Laki-laki suku Sukurumuk berangkat ke lembah perkampungan suku Aningguk untuk menuntut pertanggungjawaban. Para perempuan keluar rumah ilalang dengan merunduk-runduk untuk melambaikan tangan dan mengucapkan doa. Anak-anak tak diijinkan keluar rumah. Seorang gadis manis mengintip daricelah-celah dinding kayu. Matanya menangis. Dadanya naik turun seperti sedang menahan pedih. Namun dengusnya menggemakan suara lain, semacam gejolak semangat, mendukung perjuangan para lelaki yang sedang memekik-mekik itu. Bayangan pemuda mata elang terus menari-nari di pelupuk matanya.Pada saat yang sama jiwanya geram oleh amarah, ia tak percaya laki-laki pujaannya hanya berdiam diri ketika tanah mereka digaruk-garuk oleh tangan-tangan raksasa.
***
Pakuwa, gadis remaja hitam manis itu mengenang pertemuan pertamanya dengan pemuda jangkung tampan bernama Dhiblaa. Itu terjadi sudah lama sekali, kira-kira sepuluhan musim panen kelapa hutan yang lalu. Ketika itu mereka masih kecil, baru tanggal gigi-gigi susunya. Keduanya dibawa oleh ayah mereka bersama anak-anak lain dari wilayah gunung Mamakwe untuk belajar Melek Huruf. Pelajaran membaca menulis itu dipandu oleh sepasang pekerja soial. Mereka tinggal di pusat kecamatan, tempat pesawat kecil biasa mendarat. Hati Pakuwa yang kalut tiba-tiba berdesir. Ia ingat bagaimana cara Dhiblaa kala itu memandang dirinya dengan senyum manis melengkung di sudut bibirnya. Sementara waktu itu ia hanya berani mengintip dari balik lengan kokoh ayahnya, meski dirinya tahu kalau kedua lelaki kepala suku itu saling mengenal.

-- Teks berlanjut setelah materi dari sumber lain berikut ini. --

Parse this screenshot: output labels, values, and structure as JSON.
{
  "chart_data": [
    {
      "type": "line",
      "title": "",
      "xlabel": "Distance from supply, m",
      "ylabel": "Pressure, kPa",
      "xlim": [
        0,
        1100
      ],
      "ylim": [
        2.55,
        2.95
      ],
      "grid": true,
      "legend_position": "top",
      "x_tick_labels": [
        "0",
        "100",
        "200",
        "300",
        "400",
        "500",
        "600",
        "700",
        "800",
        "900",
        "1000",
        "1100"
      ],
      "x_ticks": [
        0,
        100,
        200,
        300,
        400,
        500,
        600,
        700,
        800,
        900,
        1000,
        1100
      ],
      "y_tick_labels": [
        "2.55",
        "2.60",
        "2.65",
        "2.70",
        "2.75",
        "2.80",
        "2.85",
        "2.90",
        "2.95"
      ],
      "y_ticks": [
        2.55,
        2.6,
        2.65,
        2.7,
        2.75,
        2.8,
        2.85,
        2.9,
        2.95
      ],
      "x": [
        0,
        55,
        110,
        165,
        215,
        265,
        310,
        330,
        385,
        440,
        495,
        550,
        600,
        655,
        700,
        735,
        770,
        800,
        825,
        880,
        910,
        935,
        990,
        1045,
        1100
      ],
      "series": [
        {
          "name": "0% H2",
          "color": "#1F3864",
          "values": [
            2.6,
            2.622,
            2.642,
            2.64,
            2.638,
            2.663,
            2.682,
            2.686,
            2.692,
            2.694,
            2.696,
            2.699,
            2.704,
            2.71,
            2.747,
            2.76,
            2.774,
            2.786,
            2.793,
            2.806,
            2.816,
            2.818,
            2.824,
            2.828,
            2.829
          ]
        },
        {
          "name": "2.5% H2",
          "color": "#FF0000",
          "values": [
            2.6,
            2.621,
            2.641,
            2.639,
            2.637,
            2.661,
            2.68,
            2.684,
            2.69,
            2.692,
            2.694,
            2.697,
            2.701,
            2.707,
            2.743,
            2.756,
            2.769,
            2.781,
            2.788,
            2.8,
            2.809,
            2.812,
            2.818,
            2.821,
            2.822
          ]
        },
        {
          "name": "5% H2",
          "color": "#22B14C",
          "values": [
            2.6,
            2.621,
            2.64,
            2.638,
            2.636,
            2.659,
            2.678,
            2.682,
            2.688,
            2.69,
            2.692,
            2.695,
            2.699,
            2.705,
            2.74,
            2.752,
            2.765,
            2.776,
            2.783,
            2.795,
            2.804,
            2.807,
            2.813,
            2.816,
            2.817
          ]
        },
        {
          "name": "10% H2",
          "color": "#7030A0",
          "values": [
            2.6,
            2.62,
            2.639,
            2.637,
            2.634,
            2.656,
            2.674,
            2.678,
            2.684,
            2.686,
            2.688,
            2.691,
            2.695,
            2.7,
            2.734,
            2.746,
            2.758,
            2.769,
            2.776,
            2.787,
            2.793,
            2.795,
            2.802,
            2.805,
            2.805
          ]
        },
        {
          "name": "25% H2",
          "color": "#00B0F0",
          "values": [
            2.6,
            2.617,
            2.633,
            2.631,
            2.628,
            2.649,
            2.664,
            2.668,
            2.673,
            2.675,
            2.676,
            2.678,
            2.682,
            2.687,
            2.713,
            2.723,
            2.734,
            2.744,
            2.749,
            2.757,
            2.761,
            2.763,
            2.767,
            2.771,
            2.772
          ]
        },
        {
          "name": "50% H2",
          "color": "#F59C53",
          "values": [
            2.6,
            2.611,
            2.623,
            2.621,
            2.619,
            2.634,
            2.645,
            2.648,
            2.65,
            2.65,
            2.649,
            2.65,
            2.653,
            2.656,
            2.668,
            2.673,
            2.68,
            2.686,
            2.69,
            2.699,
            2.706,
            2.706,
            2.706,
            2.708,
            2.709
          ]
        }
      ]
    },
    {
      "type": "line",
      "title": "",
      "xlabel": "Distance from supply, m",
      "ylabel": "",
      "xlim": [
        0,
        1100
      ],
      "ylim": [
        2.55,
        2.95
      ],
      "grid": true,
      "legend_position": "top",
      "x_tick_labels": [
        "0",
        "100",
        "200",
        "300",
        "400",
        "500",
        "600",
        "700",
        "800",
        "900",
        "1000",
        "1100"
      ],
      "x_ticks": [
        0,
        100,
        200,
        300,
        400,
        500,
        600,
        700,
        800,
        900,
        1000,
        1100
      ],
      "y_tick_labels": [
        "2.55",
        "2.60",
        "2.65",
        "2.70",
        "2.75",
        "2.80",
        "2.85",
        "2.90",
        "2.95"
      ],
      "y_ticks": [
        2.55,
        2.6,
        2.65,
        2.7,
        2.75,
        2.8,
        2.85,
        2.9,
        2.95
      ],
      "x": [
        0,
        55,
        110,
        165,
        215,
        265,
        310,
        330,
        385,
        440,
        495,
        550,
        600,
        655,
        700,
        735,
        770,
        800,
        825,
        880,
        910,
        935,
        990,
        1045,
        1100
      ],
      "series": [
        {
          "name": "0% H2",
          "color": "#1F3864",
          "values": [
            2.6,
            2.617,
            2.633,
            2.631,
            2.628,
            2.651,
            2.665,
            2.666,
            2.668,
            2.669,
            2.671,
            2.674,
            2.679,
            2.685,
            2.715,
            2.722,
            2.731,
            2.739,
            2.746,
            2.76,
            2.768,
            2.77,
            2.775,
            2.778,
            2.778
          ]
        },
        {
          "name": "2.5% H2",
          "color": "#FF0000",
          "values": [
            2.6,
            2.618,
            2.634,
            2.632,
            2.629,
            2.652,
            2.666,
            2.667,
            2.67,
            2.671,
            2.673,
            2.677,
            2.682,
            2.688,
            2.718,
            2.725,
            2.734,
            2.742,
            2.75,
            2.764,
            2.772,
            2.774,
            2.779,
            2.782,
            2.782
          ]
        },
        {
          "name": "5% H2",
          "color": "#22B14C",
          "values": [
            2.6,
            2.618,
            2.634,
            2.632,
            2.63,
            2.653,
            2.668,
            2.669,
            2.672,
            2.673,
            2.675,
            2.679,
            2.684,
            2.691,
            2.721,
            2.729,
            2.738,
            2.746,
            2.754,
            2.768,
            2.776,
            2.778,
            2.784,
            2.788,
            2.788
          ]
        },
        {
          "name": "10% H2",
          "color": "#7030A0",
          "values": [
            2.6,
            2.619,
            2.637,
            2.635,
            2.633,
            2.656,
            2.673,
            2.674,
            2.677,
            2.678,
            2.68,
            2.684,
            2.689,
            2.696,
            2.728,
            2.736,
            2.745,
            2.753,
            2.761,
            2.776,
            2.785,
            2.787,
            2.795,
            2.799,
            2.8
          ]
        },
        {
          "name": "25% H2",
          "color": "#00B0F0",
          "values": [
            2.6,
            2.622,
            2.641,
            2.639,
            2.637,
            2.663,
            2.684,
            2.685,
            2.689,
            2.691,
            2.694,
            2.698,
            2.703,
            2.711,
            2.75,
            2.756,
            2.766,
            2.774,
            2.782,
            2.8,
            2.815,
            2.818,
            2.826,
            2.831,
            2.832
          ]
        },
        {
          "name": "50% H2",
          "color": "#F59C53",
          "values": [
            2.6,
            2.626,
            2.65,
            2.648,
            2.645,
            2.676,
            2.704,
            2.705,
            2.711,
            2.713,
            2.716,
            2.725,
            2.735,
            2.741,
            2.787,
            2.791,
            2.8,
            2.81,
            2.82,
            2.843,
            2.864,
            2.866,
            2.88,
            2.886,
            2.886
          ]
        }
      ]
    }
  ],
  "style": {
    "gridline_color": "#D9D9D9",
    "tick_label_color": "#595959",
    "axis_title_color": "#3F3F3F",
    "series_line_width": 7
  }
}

Lalu Mama Lilian begitu perempuan pekerja kemanusiaan itu dipanggil, menarik tangannya dan mengajaknya bersalaman dengan laki-laki kecil bermuka ramah itu. Selanjutnya mereka sering bertemu di kelas Melek Huruf. Mereka tinggal di asrama. Saat pelajaran atau makan malam, Pakuwa mencuri pandang ke arah Dhiblaa yang diam-diam juga tengah menatapnya. Bahkan saat praktek kebun, anak laki-lakiitu sering membantu merawat bedeng sayurnya. Mereka menjadi dekat satu sama lain, merasa senasip karena berasal dari lembah dan gunung yang sama.